Spanien ist seit 1978 eine parlamentarische Monarchie und seitdem haben sich immer zwei Parteien an der Macht abgewechselt: die christdemokratische Volkspartei Partido Popular (PP), beziehungsweise ihre Vorgängerpartei, und die sozialdemokratische Partido Socialista Obrero Español (PSOE). Bei den Parlamentswahlen im Dezember 2015 hatte erstmals keine der beiden Parteien eine absolute Mehrheit. PP kam auf 29, PSOE auf 22 Prozent. Dafür erzielten zwei neue Parteien, Podemos und Ciudadanos, historische Ergebnisse von 21 und 14 Prozent. Für eine Regierungsmehrheit war also eine Koalition nötig – eine völlig neue Situation im bisherigen Zweiparteiensystem, die die Parteien überforderte. Nach wochenlangen Verhandlungen kam keine Einigung zustande, auch nicht nach erneuten Wahlen im Juni 2016. Zum einen konnten sich die drei Oppositionsparteien nicht auf eine gemeinsame Linie einigen, zum anderen lehnten sie alle eine Zusammenarbeit mit PP-Chef Mariano Rajoy ab. Niemand möchte sich mit der Partei einlassen, die seit Jahren mit Korruptionsskandalen Schlagzeilen macht. Vor Kurzem hat ein neuer Prozess gegen zahlreiche Parteimitglieder begonnen.
2016 - Jahr des Stillstands
So befinden sich seit Dezember die politischen Prozesse in Spanien in der Warteschleife. 2016 wurde noch kein einziges Gesetz verabschiedet. „Das Land steht völlig still. Die Minister trauen sich nicht, auch nur einen Vertrag zu unterschreiben. Die Haushaltsmittel sind ja längst ausgegeben“, sagte Santiago Ramírez, Betriebsratschef der UGT bei einem der großen spanischen Baukonzerne, in einem Interview mit dem Deutschlandfunk. Er erklärte: „Es wird auch nichts mehr repariert und ausgebessert. Die Autobahnen, Brücken oder Tunnel nicht, selbst die Zugstrecken nicht.“ Die Großbank BBVA schätzte den Investitionsausfall im ersten Halbjahr 2016 auf sieben bis acht Milliarden Euro. Nicht nur für öffentliche Ausgaben benötigt Spanien dringend einen neuen Haushalt. Auch vonseiten der EU drohen Sanktionen, sollte Spanien nicht bis zum 15. Oktober einen Etat für 2017 präsentieren. Das Problem dabei: Die Regierung unter Rajoy ist derzeit nur geschäftsführend tätig und darf in dieser Position keinen Haushaltsentwurf aufstellen.
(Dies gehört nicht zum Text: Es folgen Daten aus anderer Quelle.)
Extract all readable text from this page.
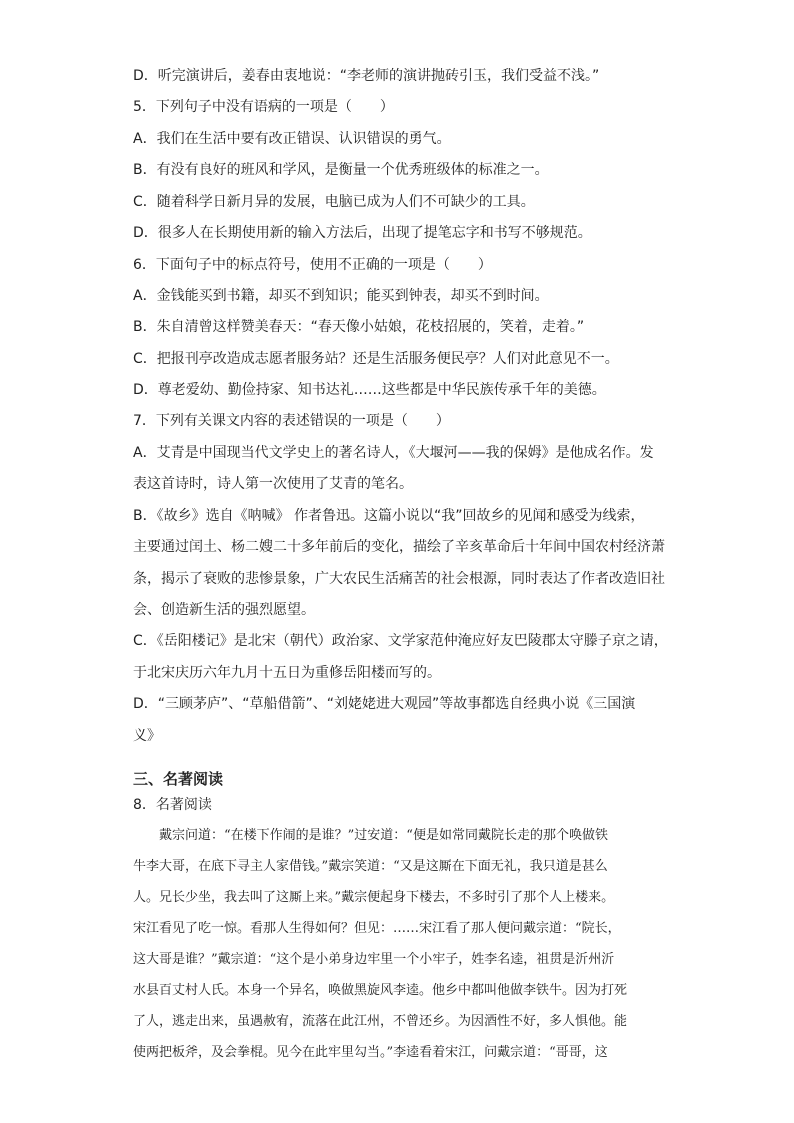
D．听完演讲后，姜春由衷地说：“李老师的演讲抛砖引玉，我们受益不浅。”
5．下列句子中没有语病的一项是（　　）
A．我们在生活中要有改正错误、认识错误的勇气。
B．有没有良好的班风和学风，是衡量一个优秀班级体的标准之一。
C．随着科学日新月异的发展，电脑已成为人们不可缺少的工具。
D．很多人在长期使用新的输入方法后，出现了提笔忘字和书写不够规范。
6．下面句子中的标点符号，使用不正确的一项是（　　）
A．金钱能买到书籍，却买不到知识；能买到钟表，却买不到时间。
B．朱自清曾这样赞美春天：“春天像小姑娘，花枝招展的，笑着，走着。”
C．把报刊亭改造成志愿者服务站？还是生活服务便民亭？人们对此意见不一。
D．尊老爱幼、勤俭持家、知书达礼……这些都是中华民族传承千年的美德。
7．下列有关课文内容的表述错误的一项是（　　）
A．艾青是中国现当代文学史上的著名诗人，《大堰河——我的保姆》是他成名作。发
表这首诗时，诗人第一次使用了艾青的笔名。
B．《故乡》选自《呐喊》 作者鲁迅。这篇小说以“我”回故乡的见闻和感受为线索，
主要通过闰土、杨二嫂二十多年前后的变化，描绘了辛亥革命后十年间中国农村经济萧
条，揭示了衰败的悲惨景象，广大农民生活痛苦的社会根源，同时表达了作者改造旧社
会、创造新生活的强烈愿望。
C．《岳阳楼记》是北宋（朝代）政治家、文学家范仲淹应好友巴陵郡太守滕子京之请，
于北宋庆历六年九月十五日为重修岳阳楼而写的。
D．“三顾茅庐”、“草船借箭”、“刘姥姥进大观园”等故事都选自经典小说《三国演
义》
三、名著阅读
8．名著阅读
　　戴宗问道：“在楼下作闹的是谁？”过安道：“便是如常同戴院长走的那个唤做铁
牛李大哥，在底下寻主人家借钱。”戴宗笑道：“又是这厮在下面无礼，我只道是甚么
人。兄长少坐，我去叫了这厮上来。”戴宗便起身下楼去，不多时引了那个人上楼来。
宋江看见了吃一惊。看那人生得如何？但见：……宋江看了那人便问戴宗道：“院长，
这大哥是谁？”戴宗道：“这个是小弟身边牢里一个小牢子，姓李名逵，祖贯是沂州沂
水县百丈村人氏。本身一个异名，唤做黑旋风李逵。他乡中都叫他做李铁牛。因为打死
了人，逃走出来，虽遇赦宥，流落在此江州，不曾还乡。为因酒性不好，多人惧他。能
使两把板斧，及会拳棍。见今在此牢里勾当。”李逵看着宋江，问戴宗道：“哥哥，这
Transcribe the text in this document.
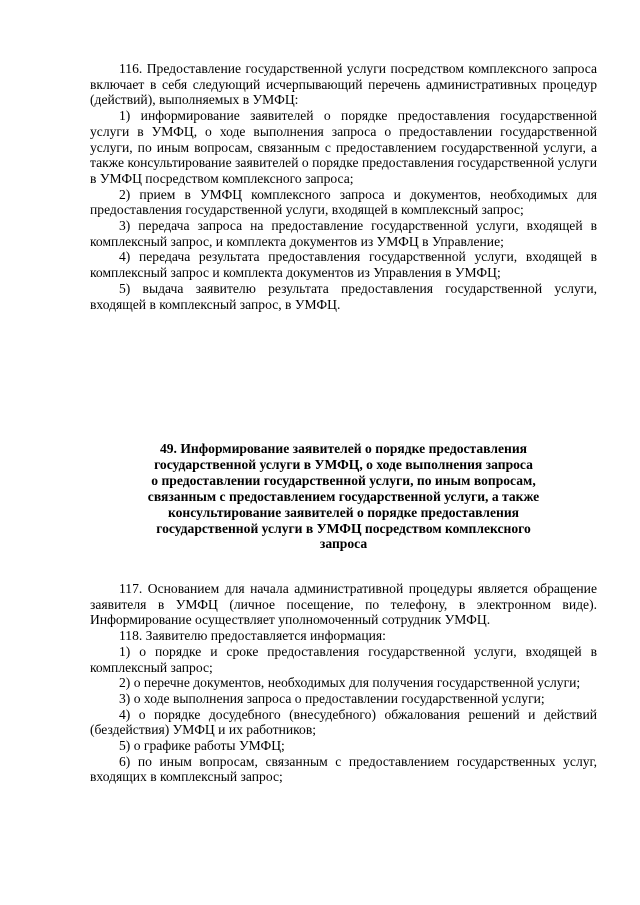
116. Предоставление государственной услуги посредством комплексного запроса включает в себя следующий исчерпывающий перечень административных процедур (действий), выполняемых в УМФЦ:

1) информирование заявителей о порядке предоставления государственной услуги в УМФЦ, о ходе выполнения запроса о предоставлении государственной услуги, по иным вопросам, связанным с предоставлением государственной услуги, а также консультирование заявителей о порядке предоставления государственной услуги в УМФЦ посредством комплексного запроса;

2) прием в УМФЦ комплексного запроса и документов, необходимых для предоставления государственной услуги, входящей в комплексный запрос;

3) передача запроса на предоставление государственной услуги, входящей в комплексный запрос, и комплекта документов из УМФЦ в Управление;

4) передача результата предоставления государственной услуги, входящей в комплексный запрос и комплекта документов из Управления в УМФЦ;

5) выдача заявителю результата предоставления государственной услуги, входящей в комплексный запрос, в УМФЦ.

49. Информирование заявителей о порядке предоставления
государственной услуги в УМФЦ, о ходе выполнения запроса
о предоставлении государственной услуги, по иным вопросам,
связанным с предоставлением государственной услуги, а также
консультирование заявителей о порядке предоставления
государственной услуги в УМФЦ посредством комплексного
запроса

117. Основанием для начала административной процедуры является обращение заявителя в УМФЦ (личное посещение, по телефону, в электронном виде). Информирование осуществляет уполномоченный сотрудник УМФЦ.

118. Заявителю предоставляется информация:

1) о порядке и сроке предоставления государственной услуги, входящей в комплексный запрос;

2) о перечне документов, необходимых для получения государственной услуги;

3) о ходе выполнения запроса о предоставлении государственной услуги;

4) о порядке досудебного (внесудебного) обжалования решений и действий (бездействия) УМФЦ и их работников;

5) о графике работы УМФЦ;

6) по иным вопросам, связанным с предоставлением государственных услуг, входящих в комплексный запрос;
Die Wirtschaft trotzt unterdessen der politischen Misere. Laut Zahlen des Auswärtigen Amtes befindet sich Spanien im wirtschaftlichen Aufschwung. Die Regierung rechnet für 2016 mit einer Steigerung des BIP um 2,7 Prozent. Außerdem sinkt die Arbeitslosigkeit weiter. Mit etwa 20 Prozent ist sie jedoch immer noch eine der höchsten in der EU. Politischer Stillstand bedeutet nicht gleich eine wirtschaftliche Katastrophe für ein Land. Das zeigen auch andere Fälle. Doch für Reformen und Pläne für den Schuldenabbau braucht Spanien möglichst bald wieder eine funktionierende Regierung.
Einigung oder dritte Wahl?
Neue Möglichkeiten haben sich vor Kurzem aufgetan, als der Sozialistenführer Pedro Sánchez zurücktrat. Jetzt haben die Parteien bis 31. Oktober Zeit, sich auf einen Regierungschef zu einigen – sei es Rajoy oder ein anderer Kandidat. Sollte ihnen das nicht gelingen, muss König Felipe VI die dritten Neuwahlen einberufen. Laut dem Wahlgesetz würden sie genau auf den ersten Weihnachtstag fallen. Ein Urnengang am 25. Dezember – das wollen weder die Wähler noch die Politiker.